Watch out for those side effects
Health insurance companies are foul, ugly, greedy, evil, corrupt entities. Not one person in Washington, whether with an R or a D by his or her name, disputes that, so far be it from me to argue the issue.
The vast majority of doctors and scientists, however, are in their careers for the main objective of helping people. Every career field has bad apples and horror stories to color the whole bunch with. In general, though, doctors and professionals working on, discovering and making new, life-saving drugs are not what need to be fixed by our government.
While most doctors and scientists serve a higher purpose than, say, a sports writer, money still is an incentive for all the hard work, just as it is for most Americans out there in the workforce.
The incentive isn’t making money just for the sake of making money. Medical school takes a long time and is very expensive. Paying off the loads of debt isn’t optional.
Then, perhaps a bit after medical-school debt is no longer such a huge concern, come such greedy ideas as saving money so a son or daughter can follow in a parent’s footsteps and go to medical school (with tuition costs having advanced by 25-30 years).

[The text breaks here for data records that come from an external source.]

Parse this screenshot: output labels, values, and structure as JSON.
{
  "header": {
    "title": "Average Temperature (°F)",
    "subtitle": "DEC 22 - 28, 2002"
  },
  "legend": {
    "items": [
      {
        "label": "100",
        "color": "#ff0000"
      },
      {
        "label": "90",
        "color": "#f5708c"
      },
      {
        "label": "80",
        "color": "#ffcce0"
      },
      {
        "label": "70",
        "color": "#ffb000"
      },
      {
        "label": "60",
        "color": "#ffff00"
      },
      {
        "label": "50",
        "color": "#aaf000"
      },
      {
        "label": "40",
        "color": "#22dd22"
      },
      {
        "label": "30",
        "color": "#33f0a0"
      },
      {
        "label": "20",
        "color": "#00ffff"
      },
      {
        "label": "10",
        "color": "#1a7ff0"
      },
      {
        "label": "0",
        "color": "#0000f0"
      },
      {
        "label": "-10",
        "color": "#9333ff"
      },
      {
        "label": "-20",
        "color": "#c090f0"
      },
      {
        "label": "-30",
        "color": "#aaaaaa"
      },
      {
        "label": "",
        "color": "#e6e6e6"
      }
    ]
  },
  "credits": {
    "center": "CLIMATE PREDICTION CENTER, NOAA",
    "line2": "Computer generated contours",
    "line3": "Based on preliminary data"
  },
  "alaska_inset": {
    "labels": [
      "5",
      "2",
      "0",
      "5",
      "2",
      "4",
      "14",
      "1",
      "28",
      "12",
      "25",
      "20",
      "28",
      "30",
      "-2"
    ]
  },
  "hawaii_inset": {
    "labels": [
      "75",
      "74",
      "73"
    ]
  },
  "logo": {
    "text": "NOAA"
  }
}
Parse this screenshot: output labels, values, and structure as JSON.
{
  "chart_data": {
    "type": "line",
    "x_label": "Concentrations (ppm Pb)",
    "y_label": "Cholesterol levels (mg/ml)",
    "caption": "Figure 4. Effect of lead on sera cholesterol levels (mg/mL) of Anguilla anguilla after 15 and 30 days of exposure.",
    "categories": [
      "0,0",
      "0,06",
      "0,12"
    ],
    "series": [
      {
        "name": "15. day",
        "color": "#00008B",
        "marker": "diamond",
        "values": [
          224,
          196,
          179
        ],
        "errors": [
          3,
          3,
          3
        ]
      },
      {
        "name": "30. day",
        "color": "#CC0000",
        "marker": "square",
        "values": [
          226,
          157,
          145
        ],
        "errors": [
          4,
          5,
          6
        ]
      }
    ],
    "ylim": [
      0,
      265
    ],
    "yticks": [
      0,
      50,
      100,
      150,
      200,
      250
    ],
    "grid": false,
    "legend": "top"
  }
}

In the last couple weeks, media ranging in size and scope from the News-Herald to the Associated Press have written stories about the fear of doctor shortages, especially primary care doctors.
On the surface, busier doctors signal good news for our nation, right down to the community level. More people should see doctors on a regular basis to keep small problems from becoming major health problems with major expenses.

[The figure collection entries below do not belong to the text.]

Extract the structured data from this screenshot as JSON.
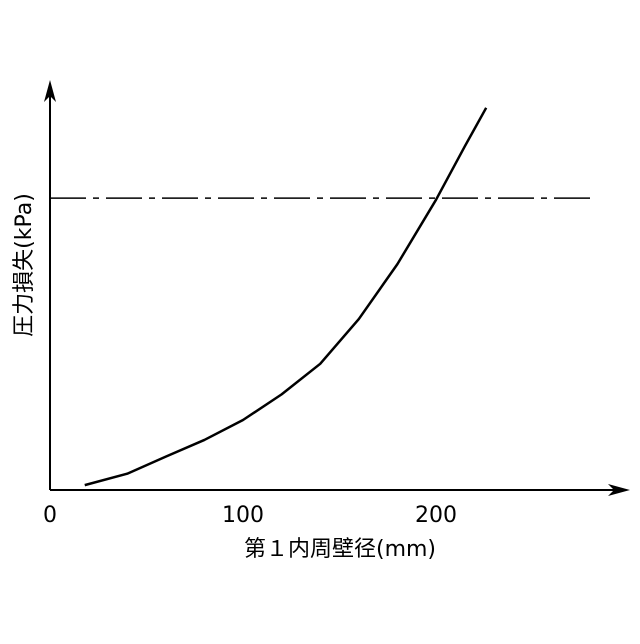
{
  "chart_data": {
    "type": "line",
    "x_label": "第１内周壁径(mm)",
    "y_label": "圧力損失(kPa)",
    "x": [
      18,
      40,
      60,
      80,
      100,
      120,
      140,
      160,
      180,
      200,
      215,
      226
    ],
    "series": [
      {
        "color": "#000000",
        "values": [
          1.2,
          4,
          8.2,
          12.3,
          17.2,
          23.5,
          31,
          42,
          55.5,
          71.3,
          84.5,
          93.9
        ]
      }
    ],
    "reference_line": {
      "value": 71.7,
      "x": [
        0,
        280
      ],
      "style": "dash-dot",
      "color": "#000000"
    },
    "xlim": [
      0,
      300
    ],
    "ylim": [
      0,
      100
    ],
    "xticks": [
      0,
      100,
      200
    ]
  }
}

But using the Census advertising budget for ads to encourage people to go get checkups could’ve had the same effect as taking over everything to do with health care and health insurance. Instead we get saddled with a system that will result in the usual efficiency we’ve come to expect from the federal government.
If some money has to go to Washington and some money has to go to higher health insurance premiums — and if the government has no competition, especially once those insurance companies are dealt with — the equation only leads to less money for doctors and less money to develop new medicines.

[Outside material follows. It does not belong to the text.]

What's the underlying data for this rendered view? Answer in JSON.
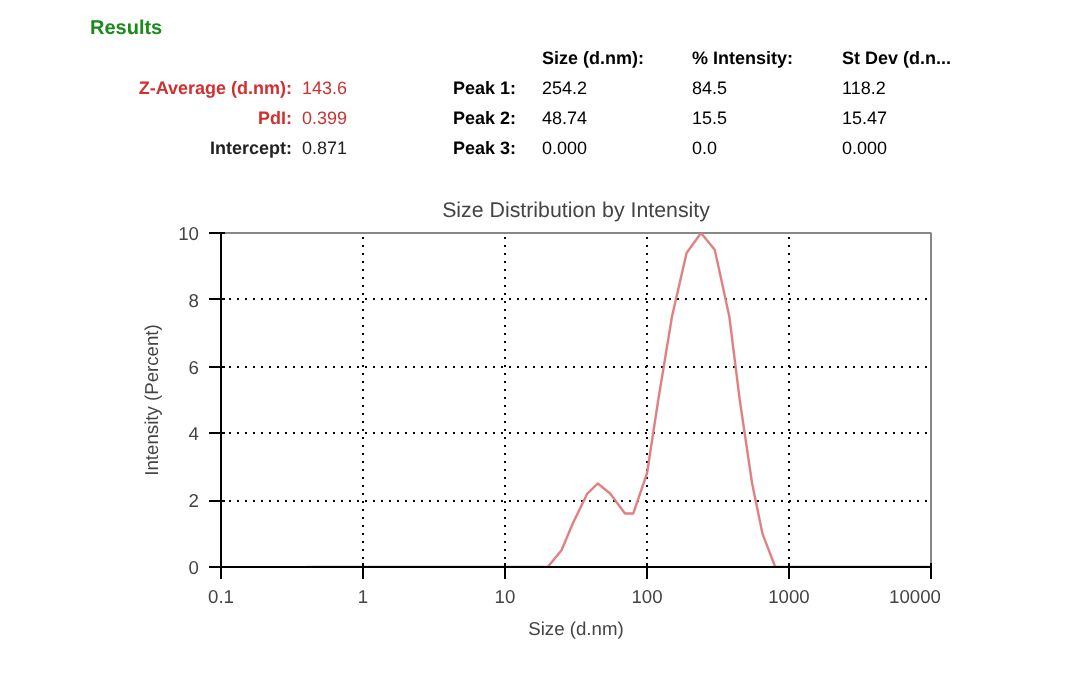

Of course, we could just print more money to go around. China could call in all our debt, which could rule that plan out. Inflation’s a confusing thing anyway, so let’s punt it down the field for now.
My basic point is this: Less money means less incentive, no matter the career. In a medical field, it means less incentive to go to school until you’re 28-32 years old, to work hard and to be innovative.
Fewer doctors and fewer new discoveries are certainly not goals of Congress and the White House. Give it a generation or two, though, and these could be the nasty side effects ahead for the nation.